Des stratégies différentes
Ces activistes ont pour priorité de convaincre les pays riches d’augmenter leur financement en faveur du Fonds. Mais dans les pays du Sud, les ONG s’efforcent aussi de mobiliser leurs propres gouvernements. « On profite de cette mobilisation autour de la reconstitution du Fonds pour interpeller nos dirigeants et leur demander de consacrer davantage de moyens à notre système de santé national, indique Simon Kaboré, directeur exécutif et régional du Réseau d’accès aux médicaments essentiels, basé au Burkina Faso. En juillet, de nombreuses organisations de la société civile ont ainsi rendu publique une déclaration à l’occasion du 12e Sommet extraordinaire de l’Union africaine à Niamey, au Niger, pour réclamer une augmentation des ressources domestiques pour la santé. » De son côté, Friederike Röder signale qu’au Nigeria, une forte mobilisation des activistes a permis d’obtenir une hausse des dépenses de santé dédiées aux femmes et aux jeunes filles.
Dans les pays à revenus élevés, la stratégie doit être finement pensée. Parfois, il faut adapter son discours en fonction de la sensibilité locale face aux trois maladies. « Au Royaume-Uni, le sujet prioritaire est clairement le paludisme. En Australie ou au Japon, où les questions de sécurité sanitaires sont très fortes, la tuberculose est un sujet de préoccupation. Quant au sida, il reste quand même très mobilisateur dans de nombreux pays », indique Pauline Mazue.
Au Nord comme au Sud, les activistes essaient de faire porter le message au plus haut niveau de l’État, auprès du président ou du chef du gouvernement. « Mais cela dépend aussi des pays et du contexte politique national, indique Khalil Elouardighi.En ce moment, par exemple, aux États-Unis, c’est le Congrès qui est l’acteur majeur pour la reconstitution du Fonds mondial. Et c’est lui qui va se mobiliser auprès de Donald Trump afin que que les États-Unis continuent d’apporter au moins un tiers des financements du Fonds mondial. »

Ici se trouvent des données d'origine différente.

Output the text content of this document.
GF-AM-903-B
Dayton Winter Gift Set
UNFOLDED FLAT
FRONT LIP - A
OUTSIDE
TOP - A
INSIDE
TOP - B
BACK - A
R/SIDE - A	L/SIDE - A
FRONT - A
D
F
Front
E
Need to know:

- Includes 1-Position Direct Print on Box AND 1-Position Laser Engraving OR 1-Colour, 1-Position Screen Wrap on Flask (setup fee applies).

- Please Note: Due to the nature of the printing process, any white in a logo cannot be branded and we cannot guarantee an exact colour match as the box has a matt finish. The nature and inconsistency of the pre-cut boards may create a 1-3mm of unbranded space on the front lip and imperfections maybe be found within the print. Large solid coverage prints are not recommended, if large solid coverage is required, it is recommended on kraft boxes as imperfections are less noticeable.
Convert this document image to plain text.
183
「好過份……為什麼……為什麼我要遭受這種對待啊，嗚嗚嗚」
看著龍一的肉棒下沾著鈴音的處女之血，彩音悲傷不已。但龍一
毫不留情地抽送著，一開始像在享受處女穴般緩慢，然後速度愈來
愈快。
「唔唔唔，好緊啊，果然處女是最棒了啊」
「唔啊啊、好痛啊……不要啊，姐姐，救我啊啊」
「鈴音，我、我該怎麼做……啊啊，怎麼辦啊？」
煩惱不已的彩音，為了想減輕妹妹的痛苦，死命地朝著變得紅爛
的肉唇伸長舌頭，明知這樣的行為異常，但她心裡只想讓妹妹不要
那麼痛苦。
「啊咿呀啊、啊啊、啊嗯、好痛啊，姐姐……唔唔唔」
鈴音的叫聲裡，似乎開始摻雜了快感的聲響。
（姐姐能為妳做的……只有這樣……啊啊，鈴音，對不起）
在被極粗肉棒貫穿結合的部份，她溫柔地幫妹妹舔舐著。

La stratégie des activistes est également d’obtenir le « bon dosage » dans le timing des annonces des gouvernements. Ces derniers mois, on l’a vu, plusieurs pays ont fait le choix d’annoncer le montant de leur contribution bien avant la réunion de reconstitution. « C’est important, car cela crée une dynamique, une émulation », souligne Khalil Elouardighi, en ajoutant qu’à ce stade les ONG françaises respectent plutôt le souhait d’Emmanuel Macron de n’annoncer l’ampleur de l’engagement tricolore que lors de la conférence. « Le président de la République ne sera pas un simple acteur de l’événement. Il en sera le principal protagoniste. Et c’est sur lui que pèsera la responsabilité d’atteindre ou pas l’objectif des 14 milliards de dollars », ajoute Khalil Elouardighi, en espérant, comme d’autres, que si, lors de la conférence de Lyon, les contributions des autres pays s’avèrent insuffisantes, la France « ajoutera au pot » pour au final atteindre les 14 milliards annoncés.